Milestones

  • MARRIED. Actor-director EDWARD BURNS, 35, and supermodel CHRISTY TURLINGTON, 34; in San Francisco. Burns, who arrived on the scene in 1995 with his film The Brothers McMullen, wed yoga entrepreneur and antismoking activist Turlington after a tabloid-chronicled courtship of 2 1/2 years.

    ELECTED. V. GENE ROBINSON, 56, as the first openly gay bishop of the Episcopal Church; in a vote by clergy and lay members in Concord, N.H. The selection of Robinson, who was married and has two children but now lives with a male partner, still must be confirmed by the church's national convention next month. Said Robinson after his election: "We will show the world how to be a Christian community."

    DIED. MICKIE MOST, 64, successful music producer who helped mold the sound of the British Invasion; of cancer; in London. Famous for his sharp yet adventurous ear for pop songs, he discovered the Animals and Herman's Hermits, shaped the careers of such solo artists as Donovan and Lulu, and produced such hits as the Animals' House of the Rising Sun, Donovan's Mellow Yellow and the Hermits' I'm into Something Good.

    DIED. WALLACE TERRY, 65, pioneering black journalist whose coverage of the Vietnam War for the Washington Post and TIME led to the 1984 best seller Bloods: An Oral History of the Vietnam War by Black Veterans, which became a 1986 PBS documentary; of Wegener's granulomatosis, an inflammation of the blood vessels; in Falls Church, Va.
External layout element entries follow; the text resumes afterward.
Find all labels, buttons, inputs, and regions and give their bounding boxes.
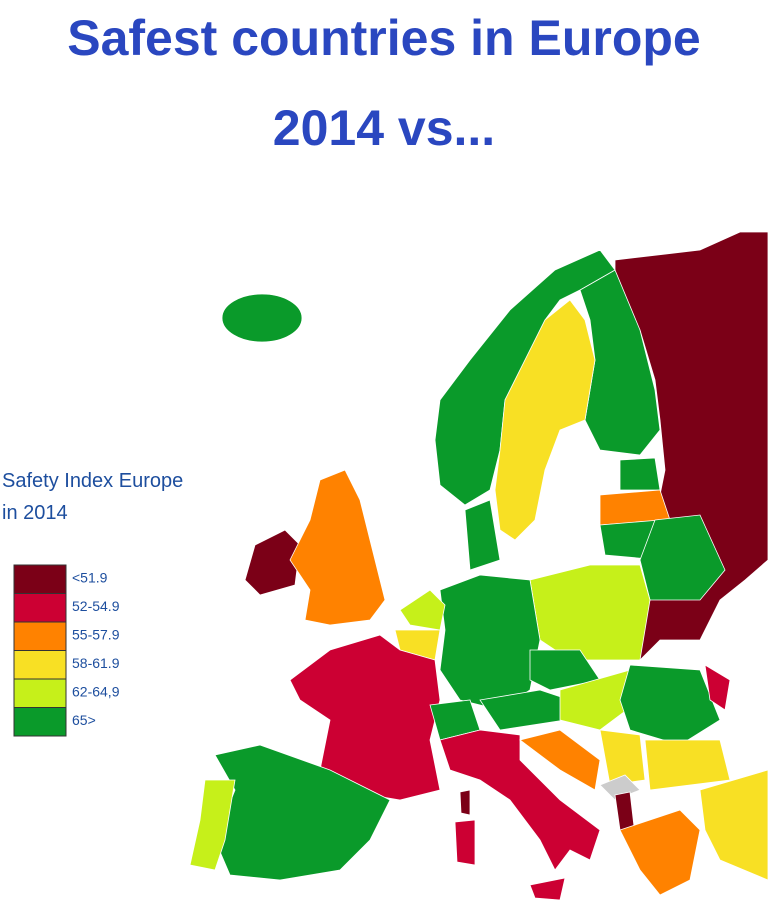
corsica (459, 789, 471, 816)
denmark (464, 499, 501, 571)
iceland (221, 293, 303, 343)
belarus (639, 514, 726, 601)
legend-swatch (13, 678, 67, 708)
legend: <51.9 52-54.9 55-57.9 58-61.9 62-64,9 65> (13, 564, 120, 737)
romania (619, 664, 721, 746)
legend-title: Safety Index Europe (2, 470, 183, 492)
sweden (494, 299, 596, 541)
moldova (704, 664, 731, 711)
sardinia (454, 819, 476, 866)
legend-swatch (13, 564, 67, 594)
legend-label: <51.9 (72, 570, 108, 586)
norway (434, 249, 616, 506)
germany (439, 574, 541, 711)
legend-label: 52-54.9 (72, 598, 120, 614)
legend-swatch (13, 621, 67, 651)
croatia (519, 729, 601, 791)
title-line: 2014 vs... (273, 100, 495, 156)
legend-label: 55-57.9 (72, 627, 120, 643)
legend-label: 62-64,9 (72, 684, 120, 700)
legend-label: 58-61.9 (72, 655, 120, 671)
legend-swatch (13, 707, 67, 737)
turkey (699, 769, 768, 881)
estonia (619, 457, 661, 491)
finland (579, 269, 661, 456)
hungary (559, 669, 641, 731)
netherlands (399, 589, 446, 631)
portugal (189, 779, 236, 871)
greece (619, 809, 701, 896)
legend-swatch (13, 650, 67, 680)
legend-swatch (13, 593, 67, 623)
legend-title: in 2014 (2, 502, 68, 524)
france (289, 634, 441, 801)
bulgaria (644, 739, 731, 791)
uk (289, 469, 386, 626)
serbia (599, 729, 646, 786)
czechia (529, 649, 601, 691)
poland (529, 564, 651, 661)
italy (439, 729, 601, 871)
sicily (529, 877, 566, 901)
title-line: Safest countries in Europe (67, 10, 700, 66)
europe-map (189, 231, 768, 901)
legend-label: 65> (72, 712, 96, 728)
    DIED. BURKE MARSHALL, 80, practical, level-headed legal strategist during the Kennedy and Johnson administrations who played a critical role in the desegregation of public facilities in the South; in Newtown, Conn. As Assistant Attorney General in charge of civil rights, the former antitrust lawyer crafted a truce in 1963 between business owners and civil rights activists in the embattled city of Birmingham, Ala.; helped engineer the admission of the University of Mississippi's first black student, James Meredith; and helped draft and push through the Civil Rights Act of 1964.

    DIED. NATALYA RESHETOVSKAYA, 84, Russian pianist and scientist better known for her tumultuous two marriages to dissident author Aleksandr Solzhenitsyn; in Moscow. In a 1974 memoir of their life together, she questioned some of the descriptions of Stalin's prison camps in Solzhenitsyn's book The Gulag Archipelago, calling them "camp folklore." She split from her husband in 1970 but as recently as last year said, "I love him right up to this moment."

    DIED. FREDDIE BLASSIE, 85, early villainous hero of professional wrestling during the 1950s and '60s; in Hartsdale, N.Y. He helped propel his TV celebrity by jeering the crowds, biting opponents in the ring and calling foes "pencil-neck geeks." In 1983 he appeared with the late comic Andy Kaufman in My Breakfast with Blassie, a film parody of My Dinner with Andre.